Originally published February 1, 2009 by Tamara Colloff-Bennett
Towards the end of the eighteenth century when the famous classics author Jane Austen made two long visits to Bath and then when she lived in the city from 1801 to 1806 after her father the Reverend George Austen retired to live in the area, she might have walked in areas of the city that looked like this photograph.
![Street in Barh](https://quillcards.com/wp-content/uploads/2024/12/DSC0150.jpg)
Located in Somerset in the southwest of England about 100 miles west of London, the city of Bath has a population at present of about 80,000.
When Jane moved there in 1801 at the age of 26, Bath had a population of about 33,000 and by the standards of the time it was a large and important city.
Bath’s Natural Hot Springs
Surrounded by hills in the valley of the River Avon, what drew people to Bath at that time and indeed for centuries before was primarily one thing: its natural hot springs.
In fact, Bath is the location of Britain’s only natural hot springs. The springs come from rainwater which fell thousands of years ago over the limestone hills in this area.
The water has made its way deep under the surface, where the hot temperature has turned it to steam and has pushed it back up to the surface in a phenomenon that has been going on for thousands of years right up to the present time.
What this means is that at the site of the Sacred Spring at the Roman Baths in Bath, hot water at a temperature of 115˚F / 460C rises at the rate of 240,000 gallons (1,170,000 litres) each and every day.
The Roman Empire In Bath
Between 43 and 410 AD when the Roman Empire controlled Britain including the area of Bath, this natural phenomenon was beyond human understanding.
The Romans themselves believed it to be the work of the gods, so they built a temple next to the spring and dedicated it to the goddess Minerva, the deity believed to have healing powers.
The mineral-rich water from the spring also supplied a magnificent bath-house which attracted visitors from across the Roman Empire.
After the Romans left Britain in the fifth century, the baths were buried and forgotten.
Bath Becomes A Spa
In 1738, construction started of a hospital that was known as the Royal Mineral Water Hospital.
Once again, people started to come to Bath to look for cures from the waters.
Then in 1800, in what happened to be the year before Jane moved to Bath, the King’s Bath was excavated by archaeologists and the rest of the Roman site was uncovered.
The city then became even more popular at that time as a fashionable spa resort.
The remains of the Roman Baths are still a major tourist attraction today.
Interestingly, public bathing to take advantage of its natural hot springs started again in Bath in the early 1800s when Jane was living there, only stopping in 1978.
If you look all along the right-hand side of the photograph below, you will see a cluster of buildings that comprise the buildings built around those remains.
This area is the centre of Bath. In addition, the building that one can see straight ahead through the pillars is Bath Abbey, the last great Gothic church built in England.
![Bath Abbey and the Pump Rooms](https://quillcards.com/wp-content/uploads/2024/12/DSC0068.jpg)
Bath In Jane Austen’s Novels
Bath today in general looks in many ways as Jane saw it when she lived there in what was known in England as its Georgian period.

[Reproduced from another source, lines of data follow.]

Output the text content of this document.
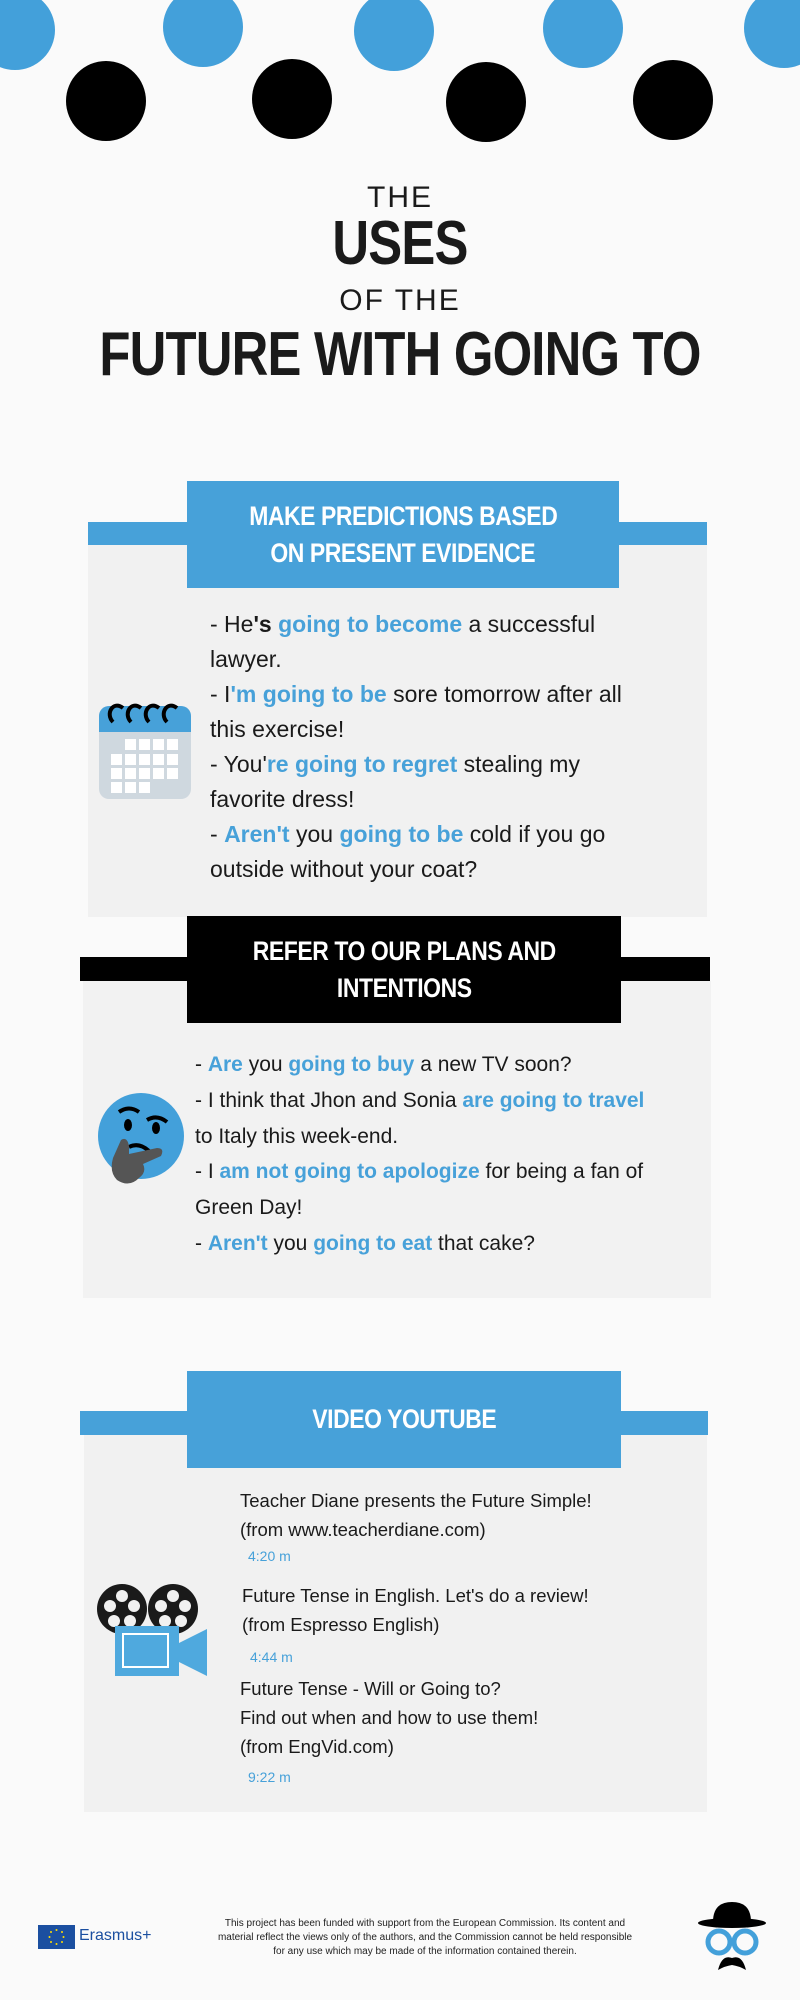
THE
USES
OF THE
FUTURE WITH GOING TO
MAKE PREDICTIONS BASED
ON PRESENT EVIDENCE
- He's going to become a successful
lawyer.
- I'm going to be sore tomorrow after all
this exercise!
- You're going to regret stealing my
favorite dress!
- Aren't you going to be cold if you go
outside without your coat?
REFER TO OUR PLANS AND
INTENTIONS
- Are you going to buy a new TV soon?
- I think that Jhon and Sonia are going to travel
to Italy this week-end.
- I am not going to apologize for being a fan of
Green Day!
- Aren't you going to eat that cake?
VIDEO YOUTUBE
Teacher Diane presents the Future Simple!
(from www.teacherdiane.com)
4:20 m
Future Tense in English. Let's do a review!
(from Espresso English)
4:44 m
Future Tense - Will or Going to?
Find out when and how to use them!
(from EngVid.com)
9:22 m
Erasmus+
This project has been funded with support from the European Commission. Its content and
material reflect the views only of the authors, and the Commission cannot be held responsible
for any use which may be made of the information contained therein.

In her time, such a setting proved grist for her biting social commentary on society and as the backdrop for moments of vanity, snobbery, dissipation, and dullness that she includes in her novels.

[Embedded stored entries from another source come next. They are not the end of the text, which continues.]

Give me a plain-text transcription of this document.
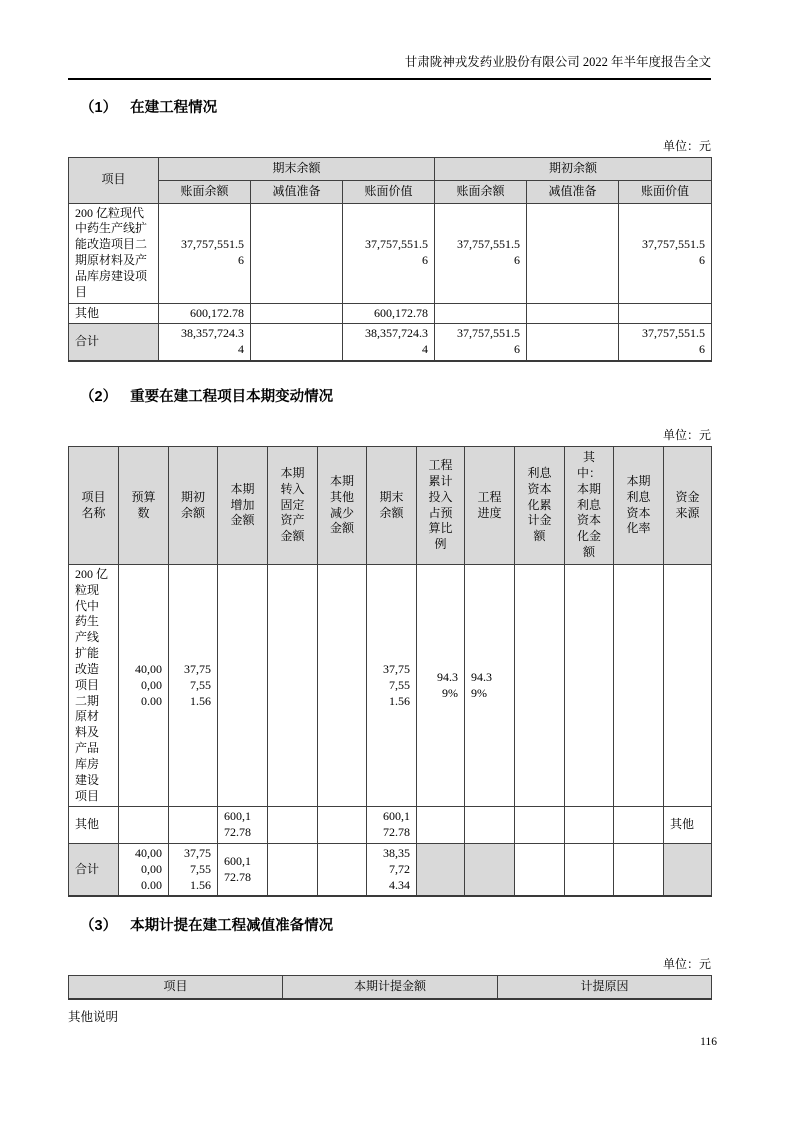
甘肃陇神戎发药业股份有限公司 2022 年半年度报告全文
（1） 在建工程情况
单位：元
项目	期末余额			期初余额		
	账面余额	减值准备	账面价值	账面余额	减值准备	账面价值
200 亿粒现代中药生产线扩能改造项目二期原材料及产品库房建设项目	37,757,551.56		37,757,551.56	37,757,551.56		37,757,551.56
其他	600,172.78		600,172.78			
合计	38,357,724.34		38,357,724.34	37,757,551.56		37,757,551.56
（2） 重要在建工程项目本期变动情况
单位：元
项目名称	预算数	期初余额	本期增加金额	本期转入固定资产金额	本期其他减少金额	期末余额	工程累计投入占预算比例	工程进度	利息资本化累计金额	其中：本期利息资本化金额	本期利息资本化率	资金来源
200 亿粒现代中药生产线扩能改造项目二期原材料及产品库房建设项目	40,000,000.00	37,757,551.56				37,757,551.56	94.39%	94.39%				
其他			600,172.78			600,172.78						其他
合计	40,000,000.00	37,757,551.56	600,172.78			38,357,724.34						
（3） 本期计提在建工程减值准备情况
单位：元
项目	本期计提金额	计提原因
其他说明
116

In fact, according to Maggie Lane who is the author of many books on Jane Austen, Bath was so much a part of Jane’s mental perspective that she mentions it in all six of her completed novels.
To begin with, two novels that Jane wrote called Northanger Abbey and Persuasion are largely set in Bath.
Beyond having the city as the main location for her novels, Bath is worked into her books in other ways.
For example, at the end of Pride and Prejudice, Jane describes her character George Wickham who marries Lydia, the sister of the book’s heroine Elizabeth Bennet, as leaving his wife quite frequently ‘to enjoy himself in London or Bath’.
In another classic of hers called Emma, Jane’s shallow character Mr. Elton and a vulgar character Augusta Hawkins meet in Bath and then marry after a very short acquaintance.
Even worse than what happens in Bath in Pride and Prejudice and in Emma is the behavior of the character Willoughby who seduces and impregnates a very young girl by the name of Eliza Williams in Bath in Jane’s novel entitled Sense and Sensibility.
From these and other similar incidences where Bath is interwoven into her novels, readers can infer from the behavior of her characters that she believed that people could get away with worse behavior there than in the countryside where their behavior was more scrutinized by their neighbors.
Of course, Bath in modern times does not have the reputation that it did during Jane’s era.
These days it is visited by many tourists who come to see what remains of its Roman baths, its beautiful Georgian architecture that still endures, and to soak in the beautiful countryside that surrounds it.
The city also has a Jane Austen Centre, where its most famous resident is celebrated despite her differences with the city.
Housed in a Georgian town house in the heart of the city, it only a few blocks from where her real home actually stood.
Each year you can see people dressed in the period of Jane Austen for the Bath Festival.